Particularly in New York, it’s difficult to ignore how pointed this feels. The city, which served as the essay’s main exhibit, is still a very striking one. That negotiation is precisely what de Certeau was describing when he stood at 53rd and Lexington during a Tuesday lunch rush and observed how bodies negotiated a broken sidewalk, a food cart, and a group of tourists frozen over a phone screen. No one is adhering to a plan. Using the official city as a starting point for their own unwritten path, everyone is improvising every second.
This framework has been embraced by urban studies programs in part because it insists that lived experience is data, something that purely structural or policy-based analyses frequently cannot. The person who knows which deli has the quickest line and which subway entrance floods when it rains, or who walks a specific block every morning, possesses a type of knowledge that is never displayed on the dashboard of any city department. De Certeau referred to this knowledge as “blind,” indicating that it functions below the official visibility threshold. It continues to have a significant impact on the city.
The format of the theory card is more important than it may appear. The density of urban studies curricula has increased, with students switching between policy readings, ethnographic methods, quantitative GIS mapping, and critical theory in a single semester. Teachers now have a reference point that doesn’t require the entire book thanks to de Certeau’s condensed, portable framework. This may indicate a shift in academic culture toward modularity. However, it also reveals a true educational insight: de Certeau’s central concepts are resilient enough to withstand compression.
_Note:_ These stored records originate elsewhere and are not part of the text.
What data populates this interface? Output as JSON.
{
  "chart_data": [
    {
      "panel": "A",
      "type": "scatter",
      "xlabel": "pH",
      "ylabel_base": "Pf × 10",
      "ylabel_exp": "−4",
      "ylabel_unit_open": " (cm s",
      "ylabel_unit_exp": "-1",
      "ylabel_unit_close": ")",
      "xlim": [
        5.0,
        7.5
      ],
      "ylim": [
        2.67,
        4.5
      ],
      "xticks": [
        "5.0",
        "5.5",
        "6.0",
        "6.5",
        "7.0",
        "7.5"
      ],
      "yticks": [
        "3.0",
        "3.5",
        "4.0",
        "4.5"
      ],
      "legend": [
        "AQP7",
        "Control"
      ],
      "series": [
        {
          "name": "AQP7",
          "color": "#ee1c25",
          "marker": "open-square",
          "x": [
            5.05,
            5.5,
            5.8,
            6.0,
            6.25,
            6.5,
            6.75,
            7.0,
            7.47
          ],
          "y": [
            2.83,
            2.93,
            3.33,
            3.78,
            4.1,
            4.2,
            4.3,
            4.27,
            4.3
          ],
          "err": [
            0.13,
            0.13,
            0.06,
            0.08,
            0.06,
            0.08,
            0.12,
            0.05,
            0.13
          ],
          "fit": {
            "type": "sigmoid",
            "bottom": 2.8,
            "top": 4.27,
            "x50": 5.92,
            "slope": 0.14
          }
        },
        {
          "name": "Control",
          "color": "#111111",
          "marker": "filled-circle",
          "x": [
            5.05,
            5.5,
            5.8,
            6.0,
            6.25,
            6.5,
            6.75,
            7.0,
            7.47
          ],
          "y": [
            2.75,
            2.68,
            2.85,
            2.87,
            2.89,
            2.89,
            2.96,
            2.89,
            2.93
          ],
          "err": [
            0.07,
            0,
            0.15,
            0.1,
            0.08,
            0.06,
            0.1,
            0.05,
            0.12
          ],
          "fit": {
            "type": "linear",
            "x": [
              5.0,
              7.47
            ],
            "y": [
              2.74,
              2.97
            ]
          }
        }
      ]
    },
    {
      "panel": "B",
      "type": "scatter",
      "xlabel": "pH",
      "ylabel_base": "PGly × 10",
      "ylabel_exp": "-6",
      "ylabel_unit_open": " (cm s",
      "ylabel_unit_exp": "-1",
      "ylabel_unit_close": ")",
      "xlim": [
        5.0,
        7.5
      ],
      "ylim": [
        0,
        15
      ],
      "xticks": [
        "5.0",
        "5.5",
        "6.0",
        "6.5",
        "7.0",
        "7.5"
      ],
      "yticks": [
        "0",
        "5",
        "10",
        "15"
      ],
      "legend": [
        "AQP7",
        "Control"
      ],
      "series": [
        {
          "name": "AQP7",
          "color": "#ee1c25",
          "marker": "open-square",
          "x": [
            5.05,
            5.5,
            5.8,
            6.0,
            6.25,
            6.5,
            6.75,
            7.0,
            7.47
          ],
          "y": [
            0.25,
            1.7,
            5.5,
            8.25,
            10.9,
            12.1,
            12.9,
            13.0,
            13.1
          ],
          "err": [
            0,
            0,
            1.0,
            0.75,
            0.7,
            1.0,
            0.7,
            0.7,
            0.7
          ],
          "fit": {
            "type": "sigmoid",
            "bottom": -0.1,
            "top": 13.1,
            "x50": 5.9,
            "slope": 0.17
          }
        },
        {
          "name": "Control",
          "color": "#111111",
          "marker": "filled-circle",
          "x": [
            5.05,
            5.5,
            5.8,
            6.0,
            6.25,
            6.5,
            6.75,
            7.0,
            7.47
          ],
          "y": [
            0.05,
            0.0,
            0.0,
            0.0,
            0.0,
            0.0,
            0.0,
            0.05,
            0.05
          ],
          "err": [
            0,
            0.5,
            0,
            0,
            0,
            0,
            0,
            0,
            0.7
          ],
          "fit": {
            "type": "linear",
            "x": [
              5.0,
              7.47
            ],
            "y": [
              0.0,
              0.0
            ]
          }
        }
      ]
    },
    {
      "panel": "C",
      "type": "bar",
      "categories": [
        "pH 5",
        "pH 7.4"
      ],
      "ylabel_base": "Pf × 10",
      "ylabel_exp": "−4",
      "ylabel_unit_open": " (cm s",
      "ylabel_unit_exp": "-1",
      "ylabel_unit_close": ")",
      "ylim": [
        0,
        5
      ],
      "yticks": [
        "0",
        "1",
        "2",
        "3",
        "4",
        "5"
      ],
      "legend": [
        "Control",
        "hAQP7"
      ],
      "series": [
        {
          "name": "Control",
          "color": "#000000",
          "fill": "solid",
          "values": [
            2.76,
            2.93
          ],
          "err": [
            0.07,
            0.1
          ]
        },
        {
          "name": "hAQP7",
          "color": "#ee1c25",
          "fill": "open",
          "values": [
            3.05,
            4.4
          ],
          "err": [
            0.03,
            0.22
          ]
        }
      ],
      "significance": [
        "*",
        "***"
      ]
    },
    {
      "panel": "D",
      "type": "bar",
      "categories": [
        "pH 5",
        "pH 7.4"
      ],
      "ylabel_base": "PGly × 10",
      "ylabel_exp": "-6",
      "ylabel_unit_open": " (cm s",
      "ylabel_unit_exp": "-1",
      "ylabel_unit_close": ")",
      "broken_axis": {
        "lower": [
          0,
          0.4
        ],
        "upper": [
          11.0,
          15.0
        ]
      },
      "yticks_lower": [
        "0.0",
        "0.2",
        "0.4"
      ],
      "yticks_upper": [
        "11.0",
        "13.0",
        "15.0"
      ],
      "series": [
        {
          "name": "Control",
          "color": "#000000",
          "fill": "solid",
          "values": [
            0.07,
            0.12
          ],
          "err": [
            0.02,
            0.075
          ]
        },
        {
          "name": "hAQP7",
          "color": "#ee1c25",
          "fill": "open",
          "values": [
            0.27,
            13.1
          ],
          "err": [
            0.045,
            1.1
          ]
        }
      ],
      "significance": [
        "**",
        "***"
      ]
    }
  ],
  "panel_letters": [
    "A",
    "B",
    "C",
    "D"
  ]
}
The concept of tactical space, the voyeur-versus-walker dichotomy, and the strategy-tactics distinction are frameworks that students actually apply in the field.
The question of whether de Certeau’s theory applies to a city that has undergone as much change as New York since 1984 is still genuinely open. In ways de Certeau could not have predicted, technologies like ride-sharing algorithms, surveillance cameras, and real-time pedestrian flow monitoring blur the distinction between the lived reality below and the panoptic view from above. Unnoticed, his walker took shortcuts. The walker of today is monitored. Teachers in urban studies programs are actively debating whether that alters the nature of tactical resistance or just makes it more important, frequently in the same classes where they first introduce the theory card. That is likely an indication that the concepts are still relevant.